Question

$\frac{\alpha }{t^2}=Fv+\frac{\beta }{x^2}$ Find the dimension formula for $\left[\alpha \right]$ and $\left[\beta \right]$ (here t time, F = force, v = velocity, x = distance).

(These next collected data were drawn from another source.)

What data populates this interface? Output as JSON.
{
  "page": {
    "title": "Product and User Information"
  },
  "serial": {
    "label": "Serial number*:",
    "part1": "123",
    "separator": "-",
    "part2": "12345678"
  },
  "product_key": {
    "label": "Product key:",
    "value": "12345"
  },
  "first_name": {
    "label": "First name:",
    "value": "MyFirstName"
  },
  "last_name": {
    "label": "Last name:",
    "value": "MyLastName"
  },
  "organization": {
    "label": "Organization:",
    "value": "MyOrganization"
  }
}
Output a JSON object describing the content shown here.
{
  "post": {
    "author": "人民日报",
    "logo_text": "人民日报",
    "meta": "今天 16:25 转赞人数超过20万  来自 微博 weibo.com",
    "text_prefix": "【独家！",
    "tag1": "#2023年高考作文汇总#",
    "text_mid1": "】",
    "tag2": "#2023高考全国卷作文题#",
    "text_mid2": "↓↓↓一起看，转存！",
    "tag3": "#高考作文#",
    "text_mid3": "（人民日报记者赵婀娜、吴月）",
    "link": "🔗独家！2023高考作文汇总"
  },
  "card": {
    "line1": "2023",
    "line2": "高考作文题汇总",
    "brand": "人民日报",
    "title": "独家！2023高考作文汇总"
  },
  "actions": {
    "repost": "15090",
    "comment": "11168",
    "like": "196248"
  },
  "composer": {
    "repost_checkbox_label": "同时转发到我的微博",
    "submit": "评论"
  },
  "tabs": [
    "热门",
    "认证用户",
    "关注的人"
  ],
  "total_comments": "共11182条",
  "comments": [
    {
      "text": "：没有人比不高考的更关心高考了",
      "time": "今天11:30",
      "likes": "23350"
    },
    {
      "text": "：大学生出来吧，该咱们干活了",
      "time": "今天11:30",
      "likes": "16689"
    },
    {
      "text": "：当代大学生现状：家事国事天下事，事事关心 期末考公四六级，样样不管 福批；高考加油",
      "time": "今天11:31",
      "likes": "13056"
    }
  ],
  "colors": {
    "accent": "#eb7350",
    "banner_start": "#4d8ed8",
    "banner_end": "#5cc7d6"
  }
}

• A. $\left[\beta \right]=M^1{L}^2{T}^{-3};\left[\alpha \right]=M^1{L}^2{T}^{-1}$
• B. $\left[\beta \right]=M^1{L}^3{T}^{-3};\left[\alpha \right]=M^1{L}^3{T}^{-1}$
• C. $\left[\beta \right]=M^1{L}^4{T}^{-3};\left[\alpha \right]=M^1{L}^2{T}^{-1}$
• D. $\left[\beta \right]=M^1{L}^5{T}^{-3};\left[\alpha \right]=M^1{L}^2{T}^{-1}$

Answer 1

The correct option is C $\left[\beta \right]=M^1{L}^4{T}^{-3};\left[\alpha \right]=M^1{L}^2{T}^{-1}$

The given relation is:

$\frac{\alpha }{t^2}=FV+\frac{\beta }{x^2}$

Rearrange the relation and substitute the dimension of respective quantities:

$FV=\left[{MLT}^{-2}\right].[L.T^{-1}]$

$=\left[{ML}^2{T}^{-3}\right]$

$\Rightarrow$ $\alpha =\left[{ML}^2{T}^{-3}\right]\left[T^2\right]=\left[{ML}^2{T}^{-1}\right]$

$\beta =\left[{ML}^2{T}^{-3}\right]\left[L^2\right]=\left[{ML}^4{T}^{-3}\right]$